Ensuring High Quality, Coordinated Care:
The legislation seeks to improve access to high-quality, coordinated care by improving the scope of practice standards to allow nurse practitioners and psychiatric nurse mental health clinical specialists to independently prescribe without a supervising physician. Additionally, the bill calls for the creation of a mid-level dental position to provide preventive and basic dental services and the alignment of practice standards for optometrists and podiatrists with other states.
Stabilizing Community Health Centers:
Finally, the legislation calls for stabilization efforts for distressed community hospitals and health centers. The Community Hospital and Health Center Investment Trust Fund (CHHCITF) will be funded through continued transfers from CHIA ($10M), and revenues collected through a penalty on drug manufacturers for excess price increases and penalties on entities referred to Health Policy Council for exceeding the benchmark. Funds would be equitably distributed to community hospitals and health centers.
“Community health centers are on the frontlines of some of the most vexing public health issues of our times, including the opioid crisis,” said Stanley McLaren, President & CEO of Harvard Street Neighborhood Health Center in Dorchester. “The Baker-Polito health care bill provides a strong foundation for addressing health center financial challenges as we work to meet overwhelming need in our communities.”
“Developing a stable workforce is the single greatest imperative for community health centers and our patients,” said Dr. Christopher Zimmerman, Medical Director of Harvard Street Neighborhood Health Center. “As competition for primary care clinicians intensifies and the psychiatrist shortage becomes more severe, Governor Baker’s proposal to expand the role of nurse practitioners and psychiatric nurse mental health clinical specialists will go far in increasing patient access to primary and behavioral health care.”
“Nurse Practitioners (NP) are key to providing the care needs of undeserved communities like ours,” said Vanessa Fernandes, Nurse Practitioner at HSNHC. “Expanding the scope of NP care will allow us to provide continual high quality care to our patients.”

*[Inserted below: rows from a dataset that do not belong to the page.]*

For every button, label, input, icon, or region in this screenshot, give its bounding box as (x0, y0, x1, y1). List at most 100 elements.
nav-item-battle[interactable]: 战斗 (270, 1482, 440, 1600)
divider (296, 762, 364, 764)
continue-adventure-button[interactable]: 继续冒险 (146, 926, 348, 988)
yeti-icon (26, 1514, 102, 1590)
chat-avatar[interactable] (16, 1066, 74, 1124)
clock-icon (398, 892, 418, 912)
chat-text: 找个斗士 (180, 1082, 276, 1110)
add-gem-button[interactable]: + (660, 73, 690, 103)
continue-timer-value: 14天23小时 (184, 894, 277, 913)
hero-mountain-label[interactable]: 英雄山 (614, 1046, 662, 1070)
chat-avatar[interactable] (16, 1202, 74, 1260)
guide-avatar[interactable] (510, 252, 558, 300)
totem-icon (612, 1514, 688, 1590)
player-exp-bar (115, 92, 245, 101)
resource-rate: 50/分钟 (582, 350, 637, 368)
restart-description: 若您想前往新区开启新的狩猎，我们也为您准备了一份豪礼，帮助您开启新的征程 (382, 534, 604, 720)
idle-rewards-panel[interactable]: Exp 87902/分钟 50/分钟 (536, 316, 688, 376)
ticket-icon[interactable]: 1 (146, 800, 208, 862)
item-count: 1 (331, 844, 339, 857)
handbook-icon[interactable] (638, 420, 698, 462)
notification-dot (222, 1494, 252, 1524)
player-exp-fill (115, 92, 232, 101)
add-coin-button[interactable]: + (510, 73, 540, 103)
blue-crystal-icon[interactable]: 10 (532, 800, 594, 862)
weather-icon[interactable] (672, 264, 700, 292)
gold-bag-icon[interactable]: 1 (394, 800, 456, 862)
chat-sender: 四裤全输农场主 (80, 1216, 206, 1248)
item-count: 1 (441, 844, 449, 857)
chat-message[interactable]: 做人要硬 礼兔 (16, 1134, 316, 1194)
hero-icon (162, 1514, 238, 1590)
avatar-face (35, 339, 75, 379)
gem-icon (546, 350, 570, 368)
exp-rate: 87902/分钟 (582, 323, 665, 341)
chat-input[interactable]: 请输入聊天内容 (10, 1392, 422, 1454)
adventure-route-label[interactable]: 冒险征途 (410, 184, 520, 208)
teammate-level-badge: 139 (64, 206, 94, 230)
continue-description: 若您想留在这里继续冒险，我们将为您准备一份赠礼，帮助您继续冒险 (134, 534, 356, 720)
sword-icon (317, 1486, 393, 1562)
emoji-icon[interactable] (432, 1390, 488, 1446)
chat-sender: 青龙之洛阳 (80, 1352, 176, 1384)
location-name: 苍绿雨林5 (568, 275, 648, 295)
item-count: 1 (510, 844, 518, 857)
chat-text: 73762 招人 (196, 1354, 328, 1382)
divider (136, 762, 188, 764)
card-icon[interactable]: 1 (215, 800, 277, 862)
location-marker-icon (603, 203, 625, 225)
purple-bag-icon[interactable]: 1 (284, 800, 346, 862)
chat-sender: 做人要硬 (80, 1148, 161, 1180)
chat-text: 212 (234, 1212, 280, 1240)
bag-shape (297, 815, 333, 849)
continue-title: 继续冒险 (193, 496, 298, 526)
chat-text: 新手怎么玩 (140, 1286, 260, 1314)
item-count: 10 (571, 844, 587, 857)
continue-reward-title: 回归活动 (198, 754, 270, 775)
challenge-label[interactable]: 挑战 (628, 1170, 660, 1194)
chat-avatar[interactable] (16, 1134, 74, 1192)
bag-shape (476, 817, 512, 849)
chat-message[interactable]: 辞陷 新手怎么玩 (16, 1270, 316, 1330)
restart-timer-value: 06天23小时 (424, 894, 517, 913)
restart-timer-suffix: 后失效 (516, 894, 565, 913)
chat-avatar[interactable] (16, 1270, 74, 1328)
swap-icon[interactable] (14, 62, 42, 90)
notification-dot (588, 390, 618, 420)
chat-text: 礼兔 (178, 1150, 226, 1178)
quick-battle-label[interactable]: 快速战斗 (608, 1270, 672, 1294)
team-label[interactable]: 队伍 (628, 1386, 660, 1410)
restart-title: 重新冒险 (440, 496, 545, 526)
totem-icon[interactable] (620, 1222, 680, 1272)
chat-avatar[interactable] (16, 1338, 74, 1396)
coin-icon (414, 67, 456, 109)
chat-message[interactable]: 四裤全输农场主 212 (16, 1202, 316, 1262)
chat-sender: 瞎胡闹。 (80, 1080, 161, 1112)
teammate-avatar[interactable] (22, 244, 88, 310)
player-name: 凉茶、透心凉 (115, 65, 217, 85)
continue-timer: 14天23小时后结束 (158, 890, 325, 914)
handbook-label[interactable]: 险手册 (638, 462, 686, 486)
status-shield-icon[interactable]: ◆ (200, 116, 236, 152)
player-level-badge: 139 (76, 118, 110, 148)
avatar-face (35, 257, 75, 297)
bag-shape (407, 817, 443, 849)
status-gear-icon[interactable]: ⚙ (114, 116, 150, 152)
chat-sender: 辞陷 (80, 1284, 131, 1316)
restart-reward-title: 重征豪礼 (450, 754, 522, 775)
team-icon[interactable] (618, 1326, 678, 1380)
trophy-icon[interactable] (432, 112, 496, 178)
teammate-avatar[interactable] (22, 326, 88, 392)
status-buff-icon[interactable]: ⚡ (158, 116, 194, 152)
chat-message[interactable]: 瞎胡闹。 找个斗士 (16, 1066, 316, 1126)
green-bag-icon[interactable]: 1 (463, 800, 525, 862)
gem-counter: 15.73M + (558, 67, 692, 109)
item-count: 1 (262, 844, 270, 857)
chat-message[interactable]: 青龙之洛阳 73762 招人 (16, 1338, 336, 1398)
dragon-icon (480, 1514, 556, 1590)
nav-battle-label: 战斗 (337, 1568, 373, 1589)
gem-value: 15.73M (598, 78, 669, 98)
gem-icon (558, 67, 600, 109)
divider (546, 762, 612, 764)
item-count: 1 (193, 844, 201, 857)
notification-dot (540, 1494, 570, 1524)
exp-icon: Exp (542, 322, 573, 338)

In addition to filing this legislation, the Executive Office of Health and Human Services has undertaken an initiative to develop a behavioral health system in the Commonwealth. This initiative began with listening sessions across the Commonwealth to gather input from stakeholders, the publishing of a Request for Information, and will culminate in the launch of a blueprint based on gathered feedback. This fall, the Administration took immediate action, including filing legislation prioritizing behavioral health and primary care, amending Department of Public Health regulations, expanding access to treatment, improving emergency services for individuals in psychiatric crisis, and providing loan forgiveness for specific health care professionals working in public or non-profit sectors.